You are going to have to stand out amongst the other applicants. How? This is where you become creative, depending on the role you’re applying for. What can you do that is going to make the recruiter / HR take notice of you?

One of my clients needed help on this – she’s a copywriter. When sending the resume and cover letter, she also sent a document with spelling and grammar mistakes within the copy on the company’s website.

She also sent them a mock-up of how the homepage would be to increase the click-through rate to the products that the company was selling.

It worked a treat. The next day the head of HR invited her for an interview and was hired the same day. Keep it simple but stand out.

Lack of experience

Be honest with yourself before applying for any remote job. While you might lack experience in the role, think about what other skills you have that would benefit the business. This is where planning ahead helps.

Your goal is to escape the office and work remotely.

Think about how your current employer could help you build the skills you will need for the roles you want to apply for in the future.

What courses or training could you go through in your spare time? Could you take some additional work at the weekend, maybe freelance in your spare time to build up your knowledge and experience?

Do not assume that you are not employable because you don’t have a particular skill set. Taking action and learning is essential.

Self doubt

Self-doubt will enter your head, especially, if you are being rejected for jobs or not getting interview invites.

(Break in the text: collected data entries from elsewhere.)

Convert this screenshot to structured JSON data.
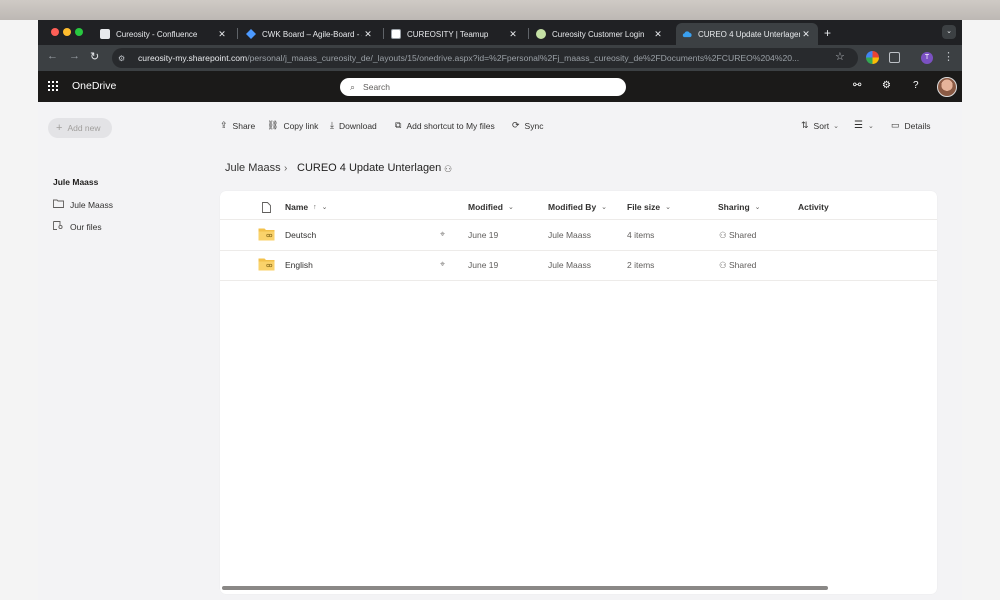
{
  "browser": {
    "tabs": [
      {
        "title": "Cureosity - Confluence",
        "favicon": "confluence-page-icon"
      },
      {
        "title": "CWK Board – Agile-Board - Jira",
        "favicon": "jira-icon"
      },
      {
        "title": "CUREOSITY | Teamup",
        "favicon": "calendar-icon"
      },
      {
        "title": "Cureosity Customer Login",
        "favicon": "cureosity-logo-icon"
      },
      {
        "title": "CUREO 4 Update Unterlagen",
        "favicon": "onedrive-cloud-icon",
        "active": true
      }
    ],
    "url_host": "cureosity-my.sharepoint.com",
    "url_path": "/personal/j_maass_cureosity_de/_layouts/15/onedrive.aspx?id=%2Fpersonal%2Fj_maass_cureosity_de%2FDocuments%2FCUREO%204%20...",
    "profile_initial": "T"
  },
  "app": {
    "name": "OneDrive",
    "search_placeholder": "Search"
  },
  "leftnav": {
    "add_new": "Add new",
    "owner": "Jule Maass",
    "items": [
      {
        "label": "Jule Maass",
        "icon": "folder-icon"
      },
      {
        "label": "Our files",
        "icon": "shared-files-icon"
      }
    ]
  },
  "commandbar": {
    "share": "Share",
    "copy_link": "Copy link",
    "download": "Download",
    "add_shortcut": "Add shortcut to My files",
    "sync": "Sync",
    "sort": "Sort",
    "details": "Details"
  },
  "breadcrumb": {
    "root": "Jule Maass",
    "current": "CUREO 4 Update Unterlagen"
  },
  "table": {
    "columns": {
      "name": "Name",
      "modified": "Modified",
      "modified_by": "Modified By",
      "file_size": "File size",
      "sharing": "Sharing",
      "activity": "Activity"
    },
    "rows": [
      {
        "name": "Deutsch",
        "modified": "June 19",
        "modified_by": "Jule Maass",
        "file_size": "4 items",
        "sharing": "Shared"
      },
      {
        "name": "English",
        "modified": "June 19",
        "modified_by": "Jule Maass",
        "file_size": "2 items",
        "sharing": "Shared"
      }
    ]
  },
  "colors": {
    "folder": "#f3c14b",
    "header_bg": "#1b1a19",
    "tabstrip_bg": "#202124"
  }
}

Keep a positive mindset and realize that it’s not your abilities, but securing a remote job is more competitive.

Consume positive content and speak with friends who have a mindset that keeps you focused and confident. Avoid negative people because they can bring you down to their level, and no one wants that.

Take each application as it comes. Take your time updating your resume, and write a cover letter that will make the company realize that they need to hire you right now. Be confident in your abilities.

No response from employers

The most soul-destroying aspect of applying for remote jobs is not getting any response from the company.

When speaking with coaching clients in the past, all of them have reservations about contacting the company for feedback. Yes, likely, they will not respond, but any that do will give you feedback on where you need to improve.

How do you know that they received your application?

Maybe the job has been withdrawn due to funding, yet, you have worried yourself thinking you do not have the skills to do the job. Do not be afraid of reaching out for feedback, it’s the only way you can improve.